Class ReadARFF

  • All Implemented Interfaces:
    LogicalOperator, RecordSourceOperator, SourceOperator<RecordPort>

    public class ReadARFF
    extends AbstractTextReader
    Read files in the Attribute-Relation File Format (ARFF). Files in ARFF can be in either sparse or dense mode. This reader detects the mode and reads the data accordingly. ARFF files contain schema information. The schema is parsed and used to determine how to parse data lines.

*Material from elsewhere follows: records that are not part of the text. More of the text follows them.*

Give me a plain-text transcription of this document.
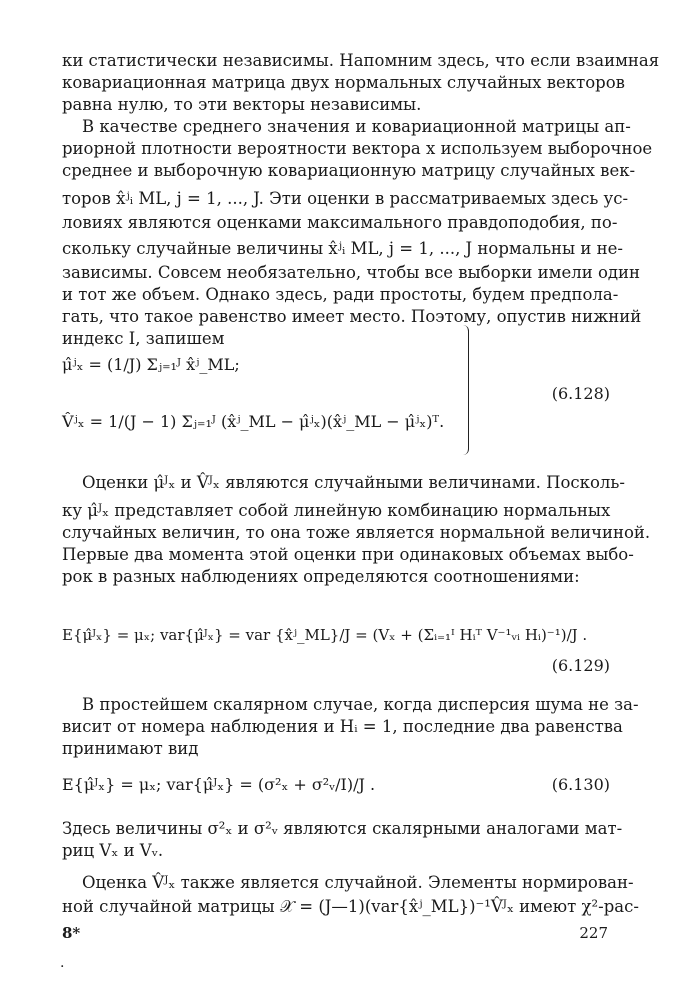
ки статистически независимы. Напомним здесь, что если взаимная
ковариационная матрица двух нормальных случайных векторов
равна нулю, то эти векторы независимы.
В качестве среднего значения и ковариационной матрицы ап-
риорной плотности вероятности вектора x используем выборочное
среднее и выборочную ковариационную матрицу случайных век-
торов x̂ʲᵢ ML, j = 1, ..., J. Эти оценки в рассматриваемых здесь ус-
ловиях являются оценками максимального правдоподобия, по-
скольку случайные величины x̂ʲᵢ ML, j = 1, ..., J нормальны и не-
зависимы. Совсем необязательно, чтобы все выборки имели один
и тот же объем. Однако здесь, ради простоты, будем предпола-
гать, что такое равенство имеет место. Поэтому, опустив нижний
индекс I, запишем
μ̂ʲₓ = (1/J) Σⱼ₌₁ᴶ x̂ʲ_ML;
V̂ʲₓ = 1/(J − 1) Σⱼ₌₁ᴶ (x̂ʲ_ML − μ̂ʲₓ)(x̂ʲ_ML − μ̂ʲₓ)ᵀ.
(6.128)
Оценки μ̂ᴶₓ и V̂ᴶₓ являются случайными величинами. Посколь-
ку μ̂ᴶₓ представляет собой линейную комбинацию нормальных
случайных величин, то она тоже является нормальной величиной.
Первые два момента этой оценки при одинаковых объемах выбо-
рок в разных наблюдениях определяются соотношениями:
E{μ̂ᴶₓ} = μₓ; var{μ̂ᴶₓ} = var {x̂ʲ_ML}/J = (Vₓ + (Σᵢ₌₁ᴵ Hᵢᵀ V⁻¹ᵥᵢ Hᵢ)⁻¹)/J .
(6.129)
В простейшем скалярном случае, когда дисперсия шума не за-
висит от номера наблюдения и Hᵢ = 1, последние два равенства
принимают вид
E{μ̂ᴶₓ} = μₓ; var{μ̂ᴶₓ} = (σ²ₓ + σ²ᵥ/I)/J .	(6.130)
Здесь величины σ²ₓ и σ²ᵥ являются скалярными аналогами мат-
риц Vₓ и Vᵥ.
Оценка V̂ᴶₓ также является случайной. Элементы нормирован-
ной случайной матрицы 𝒳 = (J—1)(var{x̂ʲ_ML})⁻¹V̂ᴶₓ имеют χ²-рас-
8*	227
.
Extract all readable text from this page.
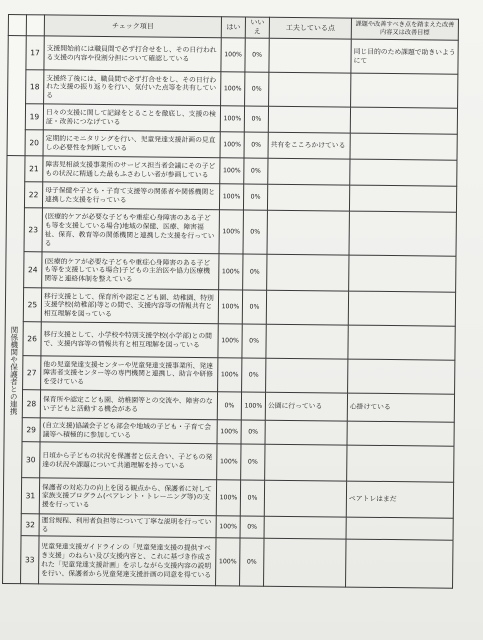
		チェック項目	はい	いいえ	工夫している点	課題や改善すべき点を踏まえた改善内容又は改善目標
	17	支援開始前には職員間で必ず打合せをし、その日行われる支援の内容や役割分担について確認している	100%	0%		同じ目的のため課題で助きいようにて
	18	支援終了後には、職員間で必ず打合せをし、その日行われた支援の振り返りを行い、気付いた点等を共有している	100%	0%		
	19	日々の支援に関して記録をとることを徹底し、支援の検証・改善につなげている	100%	0%		
	20	定期的にモニタリングを行い、児童発達支援計画の見直しの必要性を判断している	100%	0%	共有をこころかけている	
関係機関や保護者との連携	21	障害児相談支援事業所のサービス担当者会議にその子どもの状況に精通した最もふさわしい者が参画している	100%	0%		
	22	母子保健や子ども・子育て支援等の関係者や関係機関と連携した支援を行っている	100%	0%		
	23	(医療的ケアが必要な子どもや重症心身障害のある子ども等を支援している場合)地域の保健、医療、障害福祉、保育、教育等の関係機関と連携した支援を行っている	100%	0%		
	24	(医療的ケアが必要な子どもや重症心身障害のある子ども等を支援している場合)子どもの主治医や協力医療機関等と連絡体制を整えている	100%	0%		
	25	移行支援として、保育所や認定こども園、幼稚園、特別支援学校(幼稚部)等との間で、支援内容等の情報共有と相互理解を図っている	100%	0%		
	26	移行支援として、小学校や特別支援学校(小学部)との間で、支援内容等の情報共有と相互理解を図っている	100%	0%		
	27	他の児童発達支援センターや児童発達支援事業所、発達障害者支援センター等の専門機関と連携し、助言や研修を受けている	100%	0%		
	28	保育所や認定こども園、幼稚園等との交流や、障害のない子どもと活動する機会がある	0%	100%	公園に行っている	心掛けている
	29	(自立支援)協議会子ども部会や地域の子ども・子育て会議等へ積極的に参加している	100%	0%		
	30	日頃から子どもの状況を保護者と伝え合い、子どもの発達の状況や課題について共通理解を持っている	100%	0%		
	31	保護者の対応力の向上を図る観点から、保護者に対して家族支援プログラム(ペアレント・トレーニング等)の支援を行っている	100%	0%		ペアトレはまだ
	32	運営規程、利用者負担等について丁寧な説明を行っている	100%	0%		
	33	児童発達支援ガイドラインの「児童発達支援の提供すべき支援」のねらい及び支援内容と、これに基づき作成された「児童発達支援計画」を示しながら支援内容の説明を行い、保護者から児童発達支援計画の同意を得ている	100%	0%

    ARFF can be parsed in parallel under "optimistic" assumptions: namely, that parse splits do not occur in the middle of a delimited field value and somewhere before an escaped record separator. This is assumed by default, but can be disabled, with an accompanying reduction of scalability and performance.

    • Constructor Detail

      • ReadARFF

        public ReadARFF()
        Reads an empty source with default settings. The source must be set before execution or an error will be raised.
        See Also:
        AbstractReader.setSource(ByteSource)
      • ReadARFF

        public ReadARFF​(String pattern)
        Reads all paths matching the specified pattern as ARFF data using default options. Any matching path which is a directory is replaced with all files in the directory; this expansion is not applied recursively.
        Parameters:
        pattern - a path-matching pattern
        See Also:
        FileClient.matchPaths(String)
      • ReadARFF

        public ReadARFF​(Path path)
        Reads the file specified by the path as ARFF data using default options. If the path refers to a a directory, all files in the directory are read; this expansion is not applied recursively.
        Parameters:
        path - the path to read
      • ReadARFF

        public ReadARFF​(ByteSource source)
        Reads the specified data source using default options.
        Parameters:
        source - the data source to read
    • Method Detail

      • setFieldDelimiter

        public void setFieldDelimiter​(char fieldDelimiter)
        Set the field delimiter to use when reading the file contents. A single quote is used by default. The only supported values are a single quote and a double quote.
        Parameters:
        fieldDelimiter - character value to use the field delimiter
      • getFieldDelimiter

        public char getFieldDelimiter()
        Get the configured field delimiter property value.
        Returns:
        configured field delimiter
      • discoverMetadata

        public ARFFAnalyzer.Analysis discoverMetadata​(FileClient ctx)
        Gets the metadata for the currently configured data source.
        Parameters:
        ctx - the authorization context to use for accessing the file
        Returns:
        the metadata of the source